Der andere nickte. „Zudem ist es keine schlechte Werbung für unseren Laden, wenn der Hauptmann der imperialen Leibgarde unseren Gürtel trägt, nicht wahr?“
Densen Jolas leckte sich zögernd über die Lippen. In diesem Gürtel steckten eine Menge Zeit und Arbeit. Ein guter Verdienst für die beiden Männer, der ihnen entging, wenn er das Geschenk annahm. Er war in einer Zwickmühle. Verweigerte er die Annahme, fühlte sich der Veteran vielleicht verletzt, gab er ihm Geld dafür, dann fühlte er sich zu Recht beleidigt.
Densen nickte zögernd. „Gut, ich will ihn gerne nehmen und in Ehren tragen. Aber ich knüpfe eine Bedingung daran. Macht mir eine dazu passende Scheide für mein Schwert.“
Der Veteran nickte erfreut. „Das mache ich gerne, Hauptmann. Bring mir dein Schwert vorbei, damit ich die Maße nehmen kann, und ich werde die Scheide danach fertigen.“
„Dann ist es so beschlossen“, stimmte Densen zu. Die Scheide war eine Auftragsarbeit und er würde den Männern gutes Geld dafür geben. So konnte er sie auch für den Gürtel entlohnen und sie alle konnten dabei ihr Gesicht wahren.
Während Densen seinen alten Gürtel öffnete und den neuen anlegte, blickte Numes die Straße entlang. „Willst du zum Markt hinunter, Hauptmann? Dann gib Acht, es sind einige Beutelschneider in der Stadt, wie ich hörte. Zwar streifen die Federträger umher, aber die langen Finger wissen ihre Nähe zu meiden.“
„Sind ja auch nicht zu übersehen“, brummte der andere Mann und nahm ein unbearbeitetes Stück Leder aus dem Korb, der zwischen ihnen stand.
„Ich werde an euren Rat denken“, versicherte Densen. Er befestigte seinen Geldbeutel an dem neuen Gürtel, nickte den Männern nochmals zum Abschied zu und ging weiter die Straße entlang.

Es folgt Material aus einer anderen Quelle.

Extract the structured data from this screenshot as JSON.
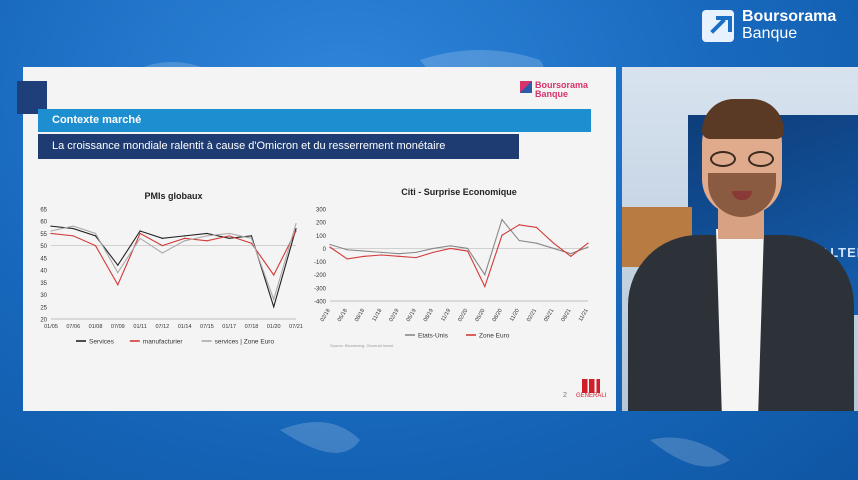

Aus einer kleinen Querstraße hörte er leises Zischen und Stampfen. Dort befand sich eine der Schmieden. Sie musste einem wohlhabenden Mann gehören, denn die Geräusche stammten offensichtlich von einer der neuartigen Dampfmaschinen. Erst vor zwei Jahren hatte man entdeckt, wie man aus Dampf die Kraft zum Antrieb von Werkzeugen gewinnen konnte. Inzwischen gab es einige der lärmenden Maschinen in der Stadt. Sie wurden dort nutzbringend eingesetzt, wo es nicht auf die Feinheiten des Handwerks ankam, sondern auf rasche Massenproduktion und große Kraft. In den Dampfschmieden wurden einfache Geräte für die Landwirtschaft, Kessel und Pfannen für die Küchen und Rüstungsteile für die imperialen Truppen hergestellt.
Eine Horde fröhlicher Kinder strömte an Densen vorbei und stieß ihn an. Den aufgeregten Rufen konnte er entnehmen, dass auf dem Marktplatz von Alt-Newam eine Schaustellertruppe eingetroffen war. Sie würden magische Zaubereien und Akrobatik bieten und wahrscheinlich auch eines der Bühnenstücke, die beim Volk immer beliebter wurden.
Seit vielen Jahren gab es Gruppen, die, in verschiedensten Kostümen und Rollen, Geschichten aus dem einfachen Volk erzählten. Einfache Geschichten von Liebe und Leid, die bei den Menschen gut ankamen, zumal am Ende das Liebespaar stets zueinanderfand. Auch die Hochgeborenen schätzten diese Stücke, obwohl sie die Schausteller als gewöhnliches Volk bezeichneten, das ohne Kunstverstand und Poesie sei. Densen wusste jedoch, dass viele Hochgeborene sich ein Vergnügen daraus machten, die Stücke des Volkes in ihren Häusern mit Puppen nachzustellen. Die Bühne eines Marktplatzes wurde dann durch einen hölzernen Rahmen mit Vorhang ersetzt. Im letzten Jahr war herausgekommen, dass sogar einer der Hochgeborenen Stücke für die Schausteller schrieb. Zunächst ein Skandal in der hochgeborenen Gesellschaft, entpuppte sich diese Erkenntnis inzwischen als Durchbruch, denn die vornehmen Häuser akzeptierten zunehmend die Schaustellerei. Es gab sogar Gerüchte in Newam, der Imperator wolle ein Schauspielhaus errichten lassen, damit man die Darbietungen bei jedem Wetter und jeder Jahreszeit erleben könne. Densen wusste, dass dieses Gerücht falsch war. Der Kaiser war kein Freund verkleideter Männer und Frauen und schätzte allenfalls die Akrobatik, die manche Schausteller boten.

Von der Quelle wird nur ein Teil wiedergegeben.